Il tuo nuovo album è un omaggio a “L’infinitamente piccolo” di Angelo Branduardi. Come è nata l’idea di reinterpretare questo capolavoro e cosa ti ha spinto a dedicarti a un progetto così particolare?

«Nel 2020, a casa mia e per mio divertimento, ho interpretato con la chitarra “Sultano di Babilonia e la prostituta”, canzone che amavo molto. L’ho eseguita a modo mio, dilatando il tempo del brano e mi è piaciuto molto cantarlo, mi ha in qualche modo sorpreso e, da lì, ci fu una prima idea di fare un lavoro su questo album, per un po’ però è rimasta tale. Solo nel 2022 mi è ritornato il pensiero del disco, ho fatto altre 3 o quattro canzoni di prova interpretativa e ho notato come la cosa mi appassionasse. È stato però nell’2023 che ho iniziato a sentire nella mia mente queste canzoni che mi facevano piacevolmente compagnia nella testa, come se mi stessero “chiamando” e quindi, in quel momento, ho deciso che avrei iniziato a lavorare a questo disco che alla fine è un omaggio alla musica di Branduardi e a San Francesco».

Branduardi ha musicato le Fonti Francescane, trasmettendo il messaggio di semplicità e spiritualità di San Francesco. In che modo hai voluto rendere tua questa reinterpretazione?

«Filtrando i brani attraverso il mio personale sentire sempre con rispetto nei confronti della versione originale e, talvolta, dilatando il tempo di alcuni brani in modo da evocare una situazione più meditativa e introspettiva».

Le sonorità dell’album sono molto essenziali, in linea con la filosofia francescana. Che tipo di lavoro c’è stato a livello di sound per gli arrangiamenti?

«C’è stato un lavoro che ha seguito il mio modo di cantare questi brani nella volontà di creare un mondo sonoro che si avvicinasse il più possibile ad una dimensione francescana, che significa sottrarre invece che aggiungere. Con Marcello Peghin, chitarrista del progetto che ha curato anche la direzione del lavoro in studio di registrazione, siamo riusciti a fare un lavoro di questo tipo, di essenzialità, con il supporto degli altri musicisti, Maria Vicentini e Paolo Zuddas in modo da creare un sound omogeno per tutti i brani».

Qual è stata la sfida più grande nel processo di lavorazione di questo progetto?

«La sfida più grande è stata quella di rendere con poco, con pochi strumenti i brani di un album che era già un capolavoro. Volevamo rendere omaggio a questo disco tirando fuori il senso profondo delle canzoni».

Il tuo percorso artistico è ricco di progetti raffinati e sperimentali, a quali lavori del passato ti senti più affezionata e grata?
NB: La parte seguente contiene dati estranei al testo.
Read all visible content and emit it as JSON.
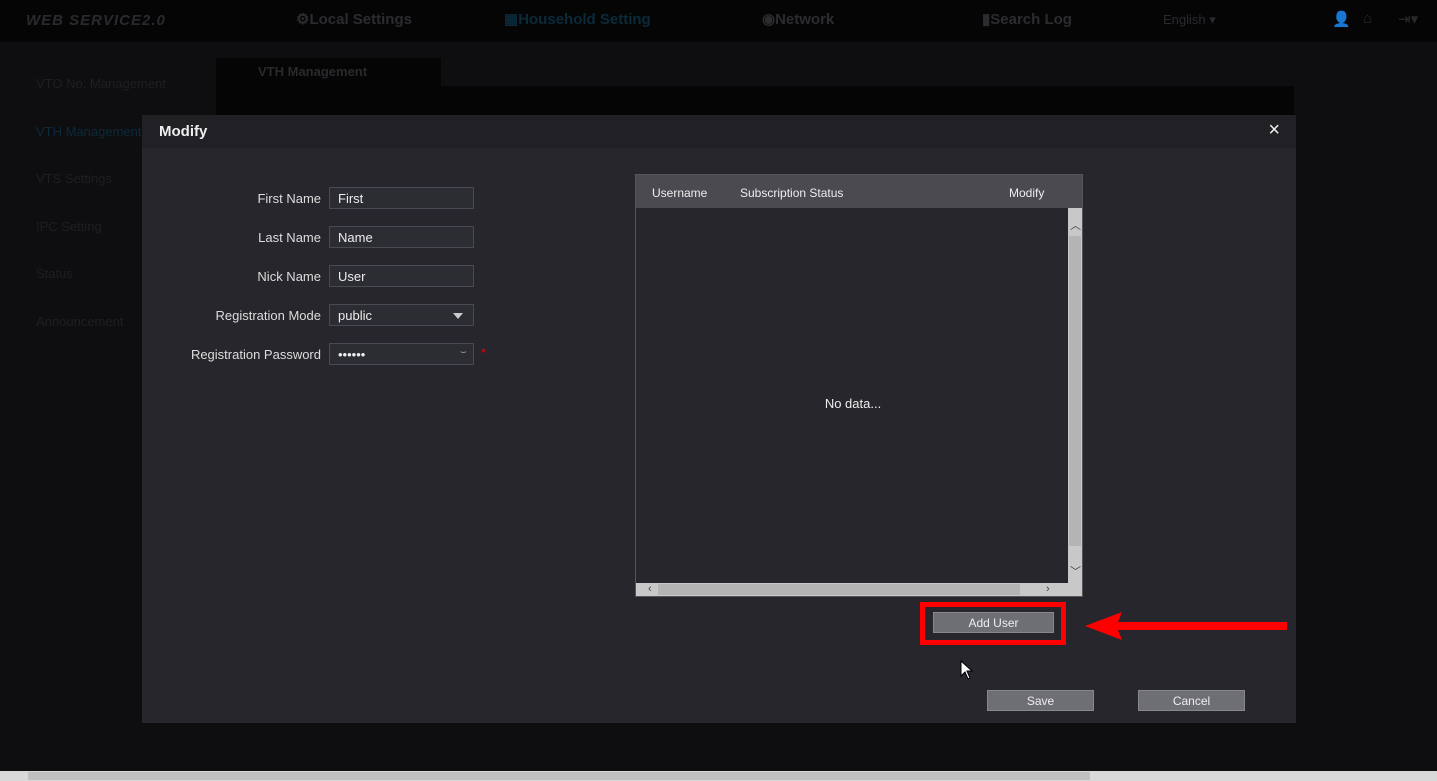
{
  "topbar": {
    "logo": "WEB SERVICE2.0",
    "nav": [
      {
        "label": "Local Settings",
        "icon": "gear-icon"
      },
      {
        "label": "Household Setting",
        "icon": "building-icon",
        "active": true
      },
      {
        "label": "Network",
        "icon": "globe-icon"
      },
      {
        "label": "Search Log",
        "icon": "log-icon"
      }
    ],
    "language": "English",
    "icons": [
      "user-icon",
      "home-icon",
      "logout-icon"
    ]
  },
  "sidebar": {
    "items": [
      {
        "label": "VTO No. Management"
      },
      {
        "label": "VTH Management",
        "active": true
      },
      {
        "label": "VTS Settings"
      },
      {
        "label": "IPC Setting"
      },
      {
        "label": "Status"
      },
      {
        "label": "Announcement"
      }
    ]
  },
  "background": {
    "tab": "VTH Management"
  },
  "dialog": {
    "title": "Modify",
    "close": "×",
    "form": {
      "first_name": {
        "label": "First Name",
        "value": "First"
      },
      "last_name": {
        "label": "Last Name",
        "value": "Name"
      },
      "nick_name": {
        "label": "Nick Name",
        "value": "User"
      },
      "registration_mode": {
        "label": "Registration Mode",
        "value": "public"
      },
      "registration_password": {
        "label": "Registration Password",
        "value": "••••••",
        "required": "*"
      }
    },
    "table": {
      "columns": [
        "Username",
        "Subscription Status",
        "Modify"
      ],
      "empty": "No data..."
    },
    "add_user": "Add User",
    "save": "Save",
    "cancel": "Cancel"
  },
  "colors": {
    "highlight": "#ff0000",
    "accent": "#0c2a3a"
  }
}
«Un po’ a tutti perché ognuno è stato realizzato in un momento particolare, al momento giusto. Se però dovessi nominarne uno, forse direi “Mille baci” perché è l’album nel quale ho musicato tanti grandi poeti in forma canzone. La gratitudine va anche ai poeti per aver scritto le loro opere e agli eredi che mi hanno permesso di utilizzare quelle opere e che hanno molto apprezzato il lavoro che ho fatto».

Per concludere, qual è la lezione più importante che senti di aver appreso dalla musica finora?

«Il “qui e ora” perché ti dà la fotografia del momento in quel momento, accompagna il tuo stato emotivo in cui ti trovi. Quando scrivi hai questa sensazione, di essere presente nel momento in cui la musica accade».